11 There are 104 applications before us. Some applications have taken much longer
than others to assess, evaluate and determine. However, taking a very simplistic
approach of allowing a minimum of a fortnight per application it is, in our view,
not surprising that our determinations have taken time to date and will take
further time to complete.

12 We do not consider it would be responsible of us to provide a date on which
decisions on the applicants’ applications will be issued, for the reasons we have
advanced. In reality, there may very well be issues that we focus on as we
traverse and re-traverse the materials that we have before us and thus intimating
a date when decisions may be available is unrealistic.

13 This group of applicants and all other applicants can be assured the
commissioners are working as speedily as possible to issue decisions.

Dated at Christchurch this 30th day of June 2011

Some of the applicants are getting impatient and are contemplating judicial review as the following minute shows.

30th MINUTE OF COMMISSIONERS
Introduction
1 On or about the 11th of August 2011 we were forwarded, by Environment Canterbury, a copy of correspondence from Mr Kelvin Reid dated 1 August 2011.

2 Mr Reid set out a range of matters in his correspondence. However, he raised one core concern, which was to do with our unwillingness to give any indication at all as to when the decisions may be forthcoming.

3 Mr Reid also recorded that his clients were contemplating seeking judicial review, presumably in relation to our reluctance to intimate when a decision would be forthcoming.

4 He asks Environment Canterbury if it would investigate whether (we) the Commissioners would reconsider our timetable and our refusal to give an indication of the likely time period within which a decision may be forthcoming.
Discussion

5 For Mr Reid’s information we advise that our timetable is always under review. The Commissioners convene a weekly “Skype” video-telephone conference. An item on our agenda for those meetings is timetable and likely dates when a decision will issue. Our timetable always receives attention and is always under review.

6 As Chair, I wish to emphasize that all of the Commissioners are devoting their full time and attention to ensuring the decision is progressed in a timely fashion.

7 In terms of our reluctance to give an indication of the likely time period within which a decision may be forthcoming, I should explain.

8 We have been hesitant to give an indication as there is significant variability in terms of the time it takes to complete decisions for different applications. Some of the applications present a range of challenges and issues and consequently the decisions are complex and take a considerable period of time. In contrast, other applications are more straightforward and the time it takes to draft a decision is much less.

9 We did not wish to give an indicative date and find that we would not be able to comply with that indication.
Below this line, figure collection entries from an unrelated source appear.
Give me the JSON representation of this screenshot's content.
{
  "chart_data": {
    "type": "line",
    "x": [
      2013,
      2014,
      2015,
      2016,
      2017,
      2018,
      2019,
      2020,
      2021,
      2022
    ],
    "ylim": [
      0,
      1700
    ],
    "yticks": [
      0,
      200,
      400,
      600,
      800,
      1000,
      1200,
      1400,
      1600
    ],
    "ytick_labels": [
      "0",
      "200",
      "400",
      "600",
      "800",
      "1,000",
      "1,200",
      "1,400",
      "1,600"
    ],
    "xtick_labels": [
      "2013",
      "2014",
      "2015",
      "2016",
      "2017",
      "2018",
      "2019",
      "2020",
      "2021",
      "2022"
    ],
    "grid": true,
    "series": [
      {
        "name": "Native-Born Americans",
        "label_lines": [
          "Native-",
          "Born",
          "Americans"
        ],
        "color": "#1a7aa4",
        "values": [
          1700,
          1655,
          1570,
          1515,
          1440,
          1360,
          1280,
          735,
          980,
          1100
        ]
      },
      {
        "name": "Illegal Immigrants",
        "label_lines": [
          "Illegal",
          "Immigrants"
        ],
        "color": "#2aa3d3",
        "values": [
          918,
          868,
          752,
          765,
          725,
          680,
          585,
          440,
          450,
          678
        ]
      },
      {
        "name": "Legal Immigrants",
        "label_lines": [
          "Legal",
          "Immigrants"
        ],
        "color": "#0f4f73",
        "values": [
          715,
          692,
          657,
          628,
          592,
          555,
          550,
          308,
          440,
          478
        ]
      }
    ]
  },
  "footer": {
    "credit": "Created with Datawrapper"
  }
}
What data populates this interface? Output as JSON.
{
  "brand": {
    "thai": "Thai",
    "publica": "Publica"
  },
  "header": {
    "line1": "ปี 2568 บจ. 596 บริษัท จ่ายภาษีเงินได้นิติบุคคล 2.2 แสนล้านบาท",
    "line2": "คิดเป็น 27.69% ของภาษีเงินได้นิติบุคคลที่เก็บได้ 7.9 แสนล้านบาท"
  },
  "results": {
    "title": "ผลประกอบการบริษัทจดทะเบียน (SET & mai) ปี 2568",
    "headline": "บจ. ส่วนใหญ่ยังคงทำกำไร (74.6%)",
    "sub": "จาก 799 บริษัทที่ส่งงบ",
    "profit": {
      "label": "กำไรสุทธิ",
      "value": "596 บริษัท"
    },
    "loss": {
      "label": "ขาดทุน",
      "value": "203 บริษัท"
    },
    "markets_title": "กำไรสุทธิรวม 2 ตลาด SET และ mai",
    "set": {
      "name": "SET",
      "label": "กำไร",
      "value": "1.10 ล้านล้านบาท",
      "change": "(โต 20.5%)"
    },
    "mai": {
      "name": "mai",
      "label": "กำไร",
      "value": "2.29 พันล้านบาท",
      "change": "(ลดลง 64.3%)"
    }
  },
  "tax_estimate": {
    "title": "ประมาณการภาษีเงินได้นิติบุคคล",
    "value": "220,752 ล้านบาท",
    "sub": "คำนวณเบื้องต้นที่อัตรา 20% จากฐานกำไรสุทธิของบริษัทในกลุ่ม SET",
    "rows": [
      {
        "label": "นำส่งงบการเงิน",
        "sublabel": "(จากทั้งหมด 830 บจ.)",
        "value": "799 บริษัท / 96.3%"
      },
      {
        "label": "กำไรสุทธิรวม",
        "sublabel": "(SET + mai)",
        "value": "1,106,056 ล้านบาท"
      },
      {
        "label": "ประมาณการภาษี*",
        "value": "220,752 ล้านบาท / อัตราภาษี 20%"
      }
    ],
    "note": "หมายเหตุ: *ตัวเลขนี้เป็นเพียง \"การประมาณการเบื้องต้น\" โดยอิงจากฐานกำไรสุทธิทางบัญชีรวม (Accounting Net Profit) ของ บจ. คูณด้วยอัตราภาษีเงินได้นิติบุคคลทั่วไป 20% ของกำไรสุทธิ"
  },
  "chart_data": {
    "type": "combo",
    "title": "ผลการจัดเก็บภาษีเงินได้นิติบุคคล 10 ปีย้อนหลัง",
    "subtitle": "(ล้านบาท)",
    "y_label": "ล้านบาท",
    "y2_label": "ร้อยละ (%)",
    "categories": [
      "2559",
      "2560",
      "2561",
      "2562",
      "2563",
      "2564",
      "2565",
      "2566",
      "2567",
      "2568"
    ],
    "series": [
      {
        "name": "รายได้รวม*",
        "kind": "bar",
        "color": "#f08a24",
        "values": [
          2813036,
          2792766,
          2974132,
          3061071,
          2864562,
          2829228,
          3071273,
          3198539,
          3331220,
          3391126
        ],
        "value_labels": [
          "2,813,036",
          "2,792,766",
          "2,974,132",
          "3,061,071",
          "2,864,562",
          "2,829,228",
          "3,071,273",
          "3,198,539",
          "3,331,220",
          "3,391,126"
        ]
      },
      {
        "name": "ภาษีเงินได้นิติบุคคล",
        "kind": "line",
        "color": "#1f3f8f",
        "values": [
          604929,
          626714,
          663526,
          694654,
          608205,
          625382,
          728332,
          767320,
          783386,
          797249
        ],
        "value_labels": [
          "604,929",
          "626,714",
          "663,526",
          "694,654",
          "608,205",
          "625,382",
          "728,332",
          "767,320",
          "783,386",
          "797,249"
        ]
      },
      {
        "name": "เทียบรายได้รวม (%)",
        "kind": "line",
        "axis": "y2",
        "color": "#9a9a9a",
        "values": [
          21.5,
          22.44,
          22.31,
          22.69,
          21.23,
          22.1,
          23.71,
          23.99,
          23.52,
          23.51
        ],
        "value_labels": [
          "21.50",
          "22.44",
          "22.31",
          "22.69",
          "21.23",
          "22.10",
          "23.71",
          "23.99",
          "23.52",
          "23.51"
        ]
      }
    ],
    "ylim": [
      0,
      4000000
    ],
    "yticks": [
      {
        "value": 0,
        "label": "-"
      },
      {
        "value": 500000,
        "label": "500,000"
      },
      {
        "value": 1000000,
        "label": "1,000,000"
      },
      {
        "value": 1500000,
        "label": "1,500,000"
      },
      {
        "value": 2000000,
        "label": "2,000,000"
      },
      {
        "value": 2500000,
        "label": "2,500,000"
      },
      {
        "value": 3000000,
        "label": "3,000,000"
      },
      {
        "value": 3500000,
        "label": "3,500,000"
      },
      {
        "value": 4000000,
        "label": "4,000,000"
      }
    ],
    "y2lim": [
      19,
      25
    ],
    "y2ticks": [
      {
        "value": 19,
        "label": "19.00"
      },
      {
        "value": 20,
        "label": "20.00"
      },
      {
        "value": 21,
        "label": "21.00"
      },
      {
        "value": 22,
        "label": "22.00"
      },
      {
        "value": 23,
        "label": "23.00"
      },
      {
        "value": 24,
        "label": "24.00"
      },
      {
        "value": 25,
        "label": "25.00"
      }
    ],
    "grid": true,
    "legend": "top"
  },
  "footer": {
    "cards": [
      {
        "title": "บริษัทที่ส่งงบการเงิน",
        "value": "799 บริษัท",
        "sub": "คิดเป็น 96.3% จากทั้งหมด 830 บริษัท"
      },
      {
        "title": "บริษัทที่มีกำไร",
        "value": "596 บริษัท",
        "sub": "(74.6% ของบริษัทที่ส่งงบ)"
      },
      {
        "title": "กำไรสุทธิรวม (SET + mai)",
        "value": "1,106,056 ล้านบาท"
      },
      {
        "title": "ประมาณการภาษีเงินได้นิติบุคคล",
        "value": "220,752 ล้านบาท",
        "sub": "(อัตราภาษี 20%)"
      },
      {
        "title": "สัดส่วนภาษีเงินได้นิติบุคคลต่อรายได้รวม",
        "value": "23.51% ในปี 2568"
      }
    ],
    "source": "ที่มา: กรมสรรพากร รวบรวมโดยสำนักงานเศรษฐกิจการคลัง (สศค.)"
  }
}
We thought it better that we signal that we are working in a concentrated fashion and we would issue the decision as soon as we possibly could, rather than nominate a date and face disappointment if that date were not meet.

Outcome

10 On reflection and taking into account the matters raised by Mr Reid, it is clearly the applicants’ preference to receive, as Mr Reid asks for, an indication of the likely time period within which the decision may be forthcoming.

11 Doing our very best to assess a range of factors, the Commissioners can and do indicate that a decision will in all likelihood be available in the week commencing

21 November 2011. That is our very best and diligent estimate of when a decision is likely to be forthcoming.

12 We still have considerable work before us in terms of further review of evidence and review of decisions, and consideration of conditions.

13 If it appears that the indicative date we have given above is unlikely to be meet,
we will issue memoranda as soon as we have information before us to that effect.

14 We also should signal that we intend within the next few weeks to issue our
decision in respect of the application by the Upper Waitaki Community Irrigation
Company.

15 We are also currently considering we should issue decisions on the “smaller”
applications. However, that would require us to deviate from the approach that
we had earlier settled upon.

16 As before, the hearing remains adjourned.